I just ran headlong into a generation gap.
I called Knit Picks, and got an older CS rep on the phone with a confident, calm voice. As I began reciting my order number, etc., I was remembering my last call to Knit Picks, when I also spoke with an older woman. She was very friendly, understanding, and kind. The type of woman you would love to have in your knitting circle on Tuesday nights. She helped me with my questions, and we ended the call cordially. This woman was 180 degrees from the previous one.
I called to ask about status on my order, which was placed on the 7th of July, and didn't ship for five days. When I try to track it, the system responds with a "no matching tracking numbers found" message. So, I called to find out if it had actually shipped. The tone of response I got was "Your order hasn't been in transit very long, and you shouldn't be worrying about it, you silly little thing." She explained, slowly so I could understand, the process of taking orders, picking the merchandise from the warehouse, packaging and shipping. When I saw that tack was a brick wall, I asked about the possibility of Knit Picks ever offering USPS Priority shipping, and was put down again--before I had even finished my question. Before my anger and frustration got the best of me, I broke in, thanked her for her time, and hung up.
I didn't even make a dent.
That CS Rep's generation, and economy, ran on the hero-worship mentality. Bigger was better. The larger the operation, the more respect and devout obedience were required. Schools, government officials, businesses, the whole lot knew they were lumped in with God, and expected kow-towing and humble submissiveness, or retribution was generously applied.
That world is dying, if not dead already.
Now, cue reality.
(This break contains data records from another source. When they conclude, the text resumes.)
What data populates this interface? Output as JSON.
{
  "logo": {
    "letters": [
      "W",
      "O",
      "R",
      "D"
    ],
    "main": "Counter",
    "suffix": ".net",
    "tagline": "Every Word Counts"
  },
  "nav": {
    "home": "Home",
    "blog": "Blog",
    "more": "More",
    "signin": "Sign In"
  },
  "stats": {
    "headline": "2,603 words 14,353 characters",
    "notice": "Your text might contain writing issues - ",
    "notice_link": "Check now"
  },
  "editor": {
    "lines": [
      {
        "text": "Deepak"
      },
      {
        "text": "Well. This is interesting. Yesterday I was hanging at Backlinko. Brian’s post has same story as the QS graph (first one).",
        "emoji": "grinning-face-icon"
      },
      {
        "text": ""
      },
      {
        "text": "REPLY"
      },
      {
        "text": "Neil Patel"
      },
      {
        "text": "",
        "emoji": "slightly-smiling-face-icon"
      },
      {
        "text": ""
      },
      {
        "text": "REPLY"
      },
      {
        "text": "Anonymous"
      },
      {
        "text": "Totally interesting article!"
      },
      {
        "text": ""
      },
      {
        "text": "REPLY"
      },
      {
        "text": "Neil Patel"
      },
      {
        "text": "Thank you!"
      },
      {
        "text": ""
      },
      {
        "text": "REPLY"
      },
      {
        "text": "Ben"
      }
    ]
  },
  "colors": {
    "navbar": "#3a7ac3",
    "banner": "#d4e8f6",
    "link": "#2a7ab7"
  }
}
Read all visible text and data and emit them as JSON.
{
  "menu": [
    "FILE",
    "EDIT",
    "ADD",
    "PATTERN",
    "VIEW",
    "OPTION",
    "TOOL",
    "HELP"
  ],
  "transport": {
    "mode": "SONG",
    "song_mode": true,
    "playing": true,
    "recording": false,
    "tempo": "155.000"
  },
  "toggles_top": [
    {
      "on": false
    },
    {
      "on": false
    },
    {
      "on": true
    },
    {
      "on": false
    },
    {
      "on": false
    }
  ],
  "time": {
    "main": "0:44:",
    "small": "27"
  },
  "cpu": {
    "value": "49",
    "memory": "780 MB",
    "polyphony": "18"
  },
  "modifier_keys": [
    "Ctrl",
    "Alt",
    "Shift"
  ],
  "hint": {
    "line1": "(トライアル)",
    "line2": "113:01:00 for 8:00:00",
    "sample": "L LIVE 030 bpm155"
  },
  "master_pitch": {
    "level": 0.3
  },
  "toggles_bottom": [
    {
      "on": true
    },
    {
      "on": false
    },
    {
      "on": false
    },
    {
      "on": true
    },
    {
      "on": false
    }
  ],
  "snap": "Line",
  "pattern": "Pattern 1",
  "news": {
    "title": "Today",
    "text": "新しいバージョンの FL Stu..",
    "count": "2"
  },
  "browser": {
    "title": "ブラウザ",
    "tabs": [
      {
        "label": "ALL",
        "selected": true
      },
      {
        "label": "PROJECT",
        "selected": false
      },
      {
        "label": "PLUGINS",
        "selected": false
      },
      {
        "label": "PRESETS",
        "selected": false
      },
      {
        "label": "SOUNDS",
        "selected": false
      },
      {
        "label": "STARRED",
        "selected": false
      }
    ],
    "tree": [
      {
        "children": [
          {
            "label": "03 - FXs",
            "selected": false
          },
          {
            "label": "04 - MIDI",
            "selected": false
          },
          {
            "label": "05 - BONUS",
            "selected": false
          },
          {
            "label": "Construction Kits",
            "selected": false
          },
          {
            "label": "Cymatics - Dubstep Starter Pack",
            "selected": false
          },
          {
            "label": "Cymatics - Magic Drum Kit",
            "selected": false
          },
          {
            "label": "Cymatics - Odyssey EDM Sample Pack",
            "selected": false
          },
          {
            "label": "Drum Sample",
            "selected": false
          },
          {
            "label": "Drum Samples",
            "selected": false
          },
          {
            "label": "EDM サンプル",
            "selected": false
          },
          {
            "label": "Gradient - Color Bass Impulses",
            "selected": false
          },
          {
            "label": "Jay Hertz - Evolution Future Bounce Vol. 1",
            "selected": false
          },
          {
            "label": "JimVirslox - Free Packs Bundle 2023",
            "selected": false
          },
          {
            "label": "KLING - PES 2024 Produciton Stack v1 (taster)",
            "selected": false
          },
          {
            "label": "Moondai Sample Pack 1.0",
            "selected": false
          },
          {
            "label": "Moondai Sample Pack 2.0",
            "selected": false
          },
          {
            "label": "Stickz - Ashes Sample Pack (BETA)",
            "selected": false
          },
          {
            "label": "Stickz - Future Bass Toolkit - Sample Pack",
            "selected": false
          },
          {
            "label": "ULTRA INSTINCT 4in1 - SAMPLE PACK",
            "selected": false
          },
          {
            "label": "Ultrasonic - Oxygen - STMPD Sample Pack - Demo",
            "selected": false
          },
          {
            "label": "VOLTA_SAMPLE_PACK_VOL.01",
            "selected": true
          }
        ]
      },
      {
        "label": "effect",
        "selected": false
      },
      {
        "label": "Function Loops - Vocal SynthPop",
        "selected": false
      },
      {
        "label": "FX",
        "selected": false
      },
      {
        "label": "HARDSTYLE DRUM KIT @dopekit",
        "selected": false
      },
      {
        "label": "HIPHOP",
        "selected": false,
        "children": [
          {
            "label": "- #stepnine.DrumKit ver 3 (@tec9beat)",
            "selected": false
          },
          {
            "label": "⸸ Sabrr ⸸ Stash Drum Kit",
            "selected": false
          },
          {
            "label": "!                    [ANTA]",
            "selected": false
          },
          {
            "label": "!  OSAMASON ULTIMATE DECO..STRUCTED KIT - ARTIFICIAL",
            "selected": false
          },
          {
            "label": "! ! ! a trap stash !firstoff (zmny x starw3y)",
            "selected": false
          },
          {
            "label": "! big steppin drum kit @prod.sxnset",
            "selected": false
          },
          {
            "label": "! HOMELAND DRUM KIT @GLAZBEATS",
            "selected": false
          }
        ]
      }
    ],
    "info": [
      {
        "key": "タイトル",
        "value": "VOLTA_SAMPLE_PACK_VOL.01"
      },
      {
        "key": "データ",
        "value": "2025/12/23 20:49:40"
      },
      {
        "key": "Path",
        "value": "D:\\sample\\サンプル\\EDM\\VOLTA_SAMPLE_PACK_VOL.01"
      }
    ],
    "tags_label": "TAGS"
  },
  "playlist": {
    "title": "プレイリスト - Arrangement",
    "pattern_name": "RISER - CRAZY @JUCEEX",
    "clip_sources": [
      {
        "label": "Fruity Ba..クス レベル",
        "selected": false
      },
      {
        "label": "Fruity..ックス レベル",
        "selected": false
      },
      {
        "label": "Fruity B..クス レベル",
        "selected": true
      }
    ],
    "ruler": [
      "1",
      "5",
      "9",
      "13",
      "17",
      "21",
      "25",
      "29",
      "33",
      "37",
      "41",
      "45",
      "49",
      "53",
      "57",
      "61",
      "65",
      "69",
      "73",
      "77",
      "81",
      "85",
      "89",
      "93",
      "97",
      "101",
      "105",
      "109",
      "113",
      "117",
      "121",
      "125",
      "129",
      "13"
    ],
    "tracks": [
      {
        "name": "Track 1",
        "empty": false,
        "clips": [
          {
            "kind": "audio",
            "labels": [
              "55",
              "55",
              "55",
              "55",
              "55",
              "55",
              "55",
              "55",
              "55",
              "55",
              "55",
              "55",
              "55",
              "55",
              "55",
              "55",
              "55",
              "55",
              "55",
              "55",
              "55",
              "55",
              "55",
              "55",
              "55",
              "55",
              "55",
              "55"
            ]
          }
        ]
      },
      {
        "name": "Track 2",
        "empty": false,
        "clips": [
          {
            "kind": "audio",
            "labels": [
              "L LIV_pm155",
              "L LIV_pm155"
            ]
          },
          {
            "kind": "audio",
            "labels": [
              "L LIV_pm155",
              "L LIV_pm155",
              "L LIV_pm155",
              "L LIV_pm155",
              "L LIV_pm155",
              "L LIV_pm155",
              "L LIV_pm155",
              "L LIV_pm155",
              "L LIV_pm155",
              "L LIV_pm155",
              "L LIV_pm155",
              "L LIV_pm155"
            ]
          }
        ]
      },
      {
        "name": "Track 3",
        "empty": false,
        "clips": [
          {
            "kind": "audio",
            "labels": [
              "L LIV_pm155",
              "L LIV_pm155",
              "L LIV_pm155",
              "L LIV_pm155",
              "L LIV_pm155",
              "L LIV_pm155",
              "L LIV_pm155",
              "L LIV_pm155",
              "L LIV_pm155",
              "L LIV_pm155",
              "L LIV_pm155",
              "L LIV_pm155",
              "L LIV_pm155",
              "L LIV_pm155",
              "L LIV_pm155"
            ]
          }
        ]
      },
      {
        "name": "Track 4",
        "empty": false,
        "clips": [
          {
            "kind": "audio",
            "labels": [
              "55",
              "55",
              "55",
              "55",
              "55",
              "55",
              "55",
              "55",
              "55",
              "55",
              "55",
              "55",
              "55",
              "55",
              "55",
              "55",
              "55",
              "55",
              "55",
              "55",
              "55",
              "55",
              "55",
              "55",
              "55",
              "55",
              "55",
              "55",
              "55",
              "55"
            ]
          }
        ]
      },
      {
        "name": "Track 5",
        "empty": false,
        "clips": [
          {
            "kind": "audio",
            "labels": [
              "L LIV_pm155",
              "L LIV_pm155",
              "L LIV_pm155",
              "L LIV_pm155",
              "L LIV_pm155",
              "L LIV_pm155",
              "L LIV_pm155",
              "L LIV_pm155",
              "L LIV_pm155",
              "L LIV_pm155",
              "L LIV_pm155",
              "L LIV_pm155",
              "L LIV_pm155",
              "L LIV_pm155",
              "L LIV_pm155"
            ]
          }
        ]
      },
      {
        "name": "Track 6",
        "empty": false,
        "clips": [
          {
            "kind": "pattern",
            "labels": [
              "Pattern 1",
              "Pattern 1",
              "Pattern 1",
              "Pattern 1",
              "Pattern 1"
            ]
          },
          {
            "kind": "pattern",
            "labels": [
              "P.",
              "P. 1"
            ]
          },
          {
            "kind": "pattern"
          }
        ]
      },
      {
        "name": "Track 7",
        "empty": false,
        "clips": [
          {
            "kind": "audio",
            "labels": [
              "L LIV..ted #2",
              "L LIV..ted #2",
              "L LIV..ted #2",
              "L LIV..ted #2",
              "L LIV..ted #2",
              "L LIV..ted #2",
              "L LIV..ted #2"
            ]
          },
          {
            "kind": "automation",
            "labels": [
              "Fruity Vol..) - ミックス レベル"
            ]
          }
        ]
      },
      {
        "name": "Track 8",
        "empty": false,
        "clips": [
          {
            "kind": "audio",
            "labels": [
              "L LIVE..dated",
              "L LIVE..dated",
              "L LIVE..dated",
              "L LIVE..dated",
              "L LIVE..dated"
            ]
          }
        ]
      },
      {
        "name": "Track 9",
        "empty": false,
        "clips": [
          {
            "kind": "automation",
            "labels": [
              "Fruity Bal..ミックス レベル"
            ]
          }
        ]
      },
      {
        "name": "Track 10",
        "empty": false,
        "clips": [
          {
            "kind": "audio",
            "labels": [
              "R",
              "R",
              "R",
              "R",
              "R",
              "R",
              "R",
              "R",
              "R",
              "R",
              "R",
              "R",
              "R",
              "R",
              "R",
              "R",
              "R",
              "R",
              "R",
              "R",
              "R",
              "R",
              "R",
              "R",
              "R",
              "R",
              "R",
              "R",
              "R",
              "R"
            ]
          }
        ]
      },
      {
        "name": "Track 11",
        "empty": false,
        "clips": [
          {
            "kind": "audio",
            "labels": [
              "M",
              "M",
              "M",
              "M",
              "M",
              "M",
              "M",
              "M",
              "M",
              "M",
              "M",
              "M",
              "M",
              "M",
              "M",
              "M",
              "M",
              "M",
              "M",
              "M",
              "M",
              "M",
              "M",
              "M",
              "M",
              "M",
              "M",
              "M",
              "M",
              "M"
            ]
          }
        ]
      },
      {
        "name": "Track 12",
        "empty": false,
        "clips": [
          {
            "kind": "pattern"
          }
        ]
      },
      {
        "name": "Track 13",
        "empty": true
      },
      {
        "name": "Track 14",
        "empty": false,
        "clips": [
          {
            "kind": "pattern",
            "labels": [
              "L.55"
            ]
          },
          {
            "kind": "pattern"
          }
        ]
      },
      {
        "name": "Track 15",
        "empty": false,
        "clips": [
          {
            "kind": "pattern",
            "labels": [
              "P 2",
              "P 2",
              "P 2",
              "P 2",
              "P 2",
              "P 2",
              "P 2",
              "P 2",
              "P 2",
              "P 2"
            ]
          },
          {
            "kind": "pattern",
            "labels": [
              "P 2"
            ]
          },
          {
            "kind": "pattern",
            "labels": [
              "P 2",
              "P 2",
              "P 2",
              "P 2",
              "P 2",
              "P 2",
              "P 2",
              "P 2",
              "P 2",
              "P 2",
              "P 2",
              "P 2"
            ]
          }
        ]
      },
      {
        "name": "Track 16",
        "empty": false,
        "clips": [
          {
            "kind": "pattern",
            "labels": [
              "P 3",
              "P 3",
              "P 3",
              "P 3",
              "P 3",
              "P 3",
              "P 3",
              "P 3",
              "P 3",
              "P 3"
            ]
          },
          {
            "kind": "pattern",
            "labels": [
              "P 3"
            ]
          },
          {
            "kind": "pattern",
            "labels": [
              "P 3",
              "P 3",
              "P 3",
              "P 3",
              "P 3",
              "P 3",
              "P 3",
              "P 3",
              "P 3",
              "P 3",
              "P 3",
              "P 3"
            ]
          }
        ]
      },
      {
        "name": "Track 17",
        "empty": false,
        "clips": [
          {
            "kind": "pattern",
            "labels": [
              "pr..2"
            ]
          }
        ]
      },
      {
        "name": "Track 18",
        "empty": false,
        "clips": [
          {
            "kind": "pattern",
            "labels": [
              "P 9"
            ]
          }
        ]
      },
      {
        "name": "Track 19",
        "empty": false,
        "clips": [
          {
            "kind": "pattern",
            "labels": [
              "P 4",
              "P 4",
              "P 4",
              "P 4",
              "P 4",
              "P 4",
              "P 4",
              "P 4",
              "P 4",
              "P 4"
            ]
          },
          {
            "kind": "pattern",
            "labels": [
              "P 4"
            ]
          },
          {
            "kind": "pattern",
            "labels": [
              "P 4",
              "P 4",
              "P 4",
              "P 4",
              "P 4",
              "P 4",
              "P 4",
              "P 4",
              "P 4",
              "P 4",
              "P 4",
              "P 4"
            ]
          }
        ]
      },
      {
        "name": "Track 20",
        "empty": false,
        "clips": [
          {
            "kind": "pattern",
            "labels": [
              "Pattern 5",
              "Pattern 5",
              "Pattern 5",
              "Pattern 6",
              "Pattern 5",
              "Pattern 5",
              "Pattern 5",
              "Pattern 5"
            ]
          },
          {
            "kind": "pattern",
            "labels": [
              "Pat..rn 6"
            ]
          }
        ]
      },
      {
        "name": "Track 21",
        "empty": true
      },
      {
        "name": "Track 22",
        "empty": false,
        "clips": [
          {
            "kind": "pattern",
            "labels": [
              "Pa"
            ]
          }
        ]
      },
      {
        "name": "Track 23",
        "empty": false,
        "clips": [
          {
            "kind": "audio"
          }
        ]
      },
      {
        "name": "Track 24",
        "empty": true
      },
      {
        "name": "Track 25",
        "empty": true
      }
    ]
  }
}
Companies move quickly. 24-hour order processing is common, even for very large companies like Land's End and Fire Mountain. (Both of which I have ordered from numerous times.) They have very reasonable shipping rates and very quick and predictable order processing times. For pete's sake, even Amazon, with it's monstrous warehouses and inventory, will have my order to me in 48 hours or less if I place my order by the daily cutoff. Knit Picks' inventory is miniscule compared to theirs. Or to Fire Mountain's or Land's End's, for that matter. Please. What world are they living in?
I'm not quibbling with Knit Picks's shipping rates--they're standard for the shipping options they offer. Their standard shipping is dirt-cheap . . . but the speed at which it travels is about the same as dirt on a calm day. I could drive the 2,146 miles between my house and the warehouse in Ohio, pick up my order and drive back three days faster than my order travels to me. (Yes, I know it's not worth it to travel myself--this is for illustrative purposes only.) There should be some kind of middle option, instead of either paying $3 for standard shipping, or $13 for UPS 3-day service from Ohio to northern Idaho. Am I out of my mind to suggest that they offer Priority Mail to their customers? I thought not. Most of my orders would fit in a flat rate envelope or box, and get to me in three days. That beats seven days with a stick.
I've worked in shipping, in customer service, and in picking & packing operations. I've been a consumer for a lot of years, and have dealt with a tremendous number of CS reps and companies. Vern has worked for several software companies, and has seen how they've blundered and botched their way through customer service and marketing. We now are 50% owners in a software company, which deals directly with customers for the sale of its product.
But I know nothing about this whole topic. Babe in the woods, that's me. Yep.